Wednesday, September 18, 2013

Anarchy by James Treadwell

Anarchy: A Novel (Advent Trilogy #2)If there’s one thing Gavin Stokes knows, it’s that something unimaginably dangerous has returned to the world. A mad dog runs amok, a mermaid floats in the bay, and a wild beast stalks the countryside. He and others make the same strange claim: magic has returned. All signs point to it.

Now, Gavin’s aunt has disappeared. A young girl who’s been accused of murder vanishes from a locked cell. She is at large somewhere in a vast wilderness. Meanwhile, a desolate child leaves the home that has kept her safe all her life and strikes out into the unknown. And a mother, half mad with grief for her lost son, sets off to find him.

There is a place where all their journeys meet. But someone is watching the roads . . .

This is the second part of the fantasy story that began with Advent, and I was surprised to find, it was even better than the first book.

I love books that have different storylines than join at the end, and this book had a large group of them. The author paced the story-lines very well, never making us feel bored and never forcing us to ask why we were reading a particular scene. For a book that is relatively long, this is an impressive thing.

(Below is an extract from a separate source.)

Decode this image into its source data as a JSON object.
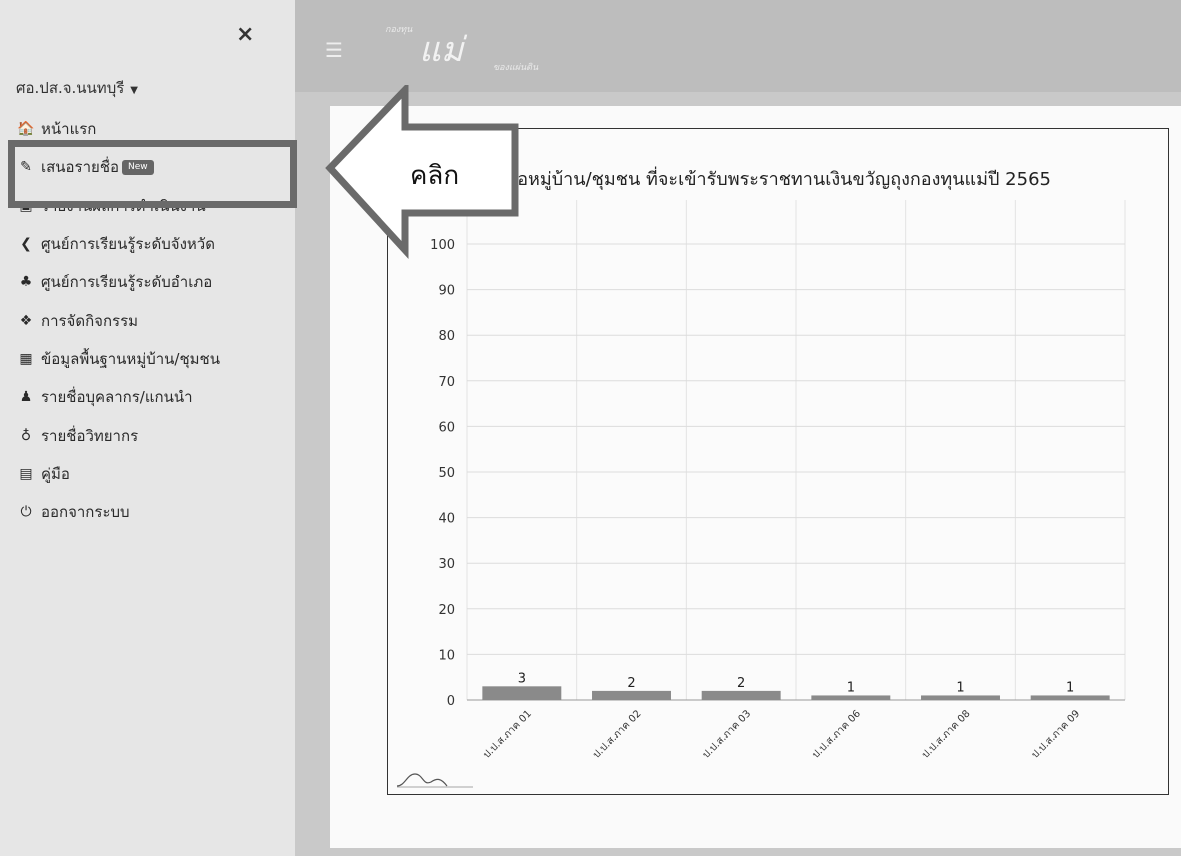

The writing has the same Gothic fantasy-feel as the first one, making it stand out from many of the books out there at the moment. The author has a way of writing particular moments and images that are truly frightening, something that had not been quite as clear in the first book as in this one. He has quite a way of creating terrifying scenes that are wholly original.

The only thing that I found frustrating was the end. I’m not going to reveal anything, but the last few pages felt rushed and pulled out of nowhere. Since I read the ARC version, I really hope that those pages are removed or edited in a way that makes them feel more organic to the rest of the story.

All in all, a good read, though you do have to have read the first book to be able to understand this one.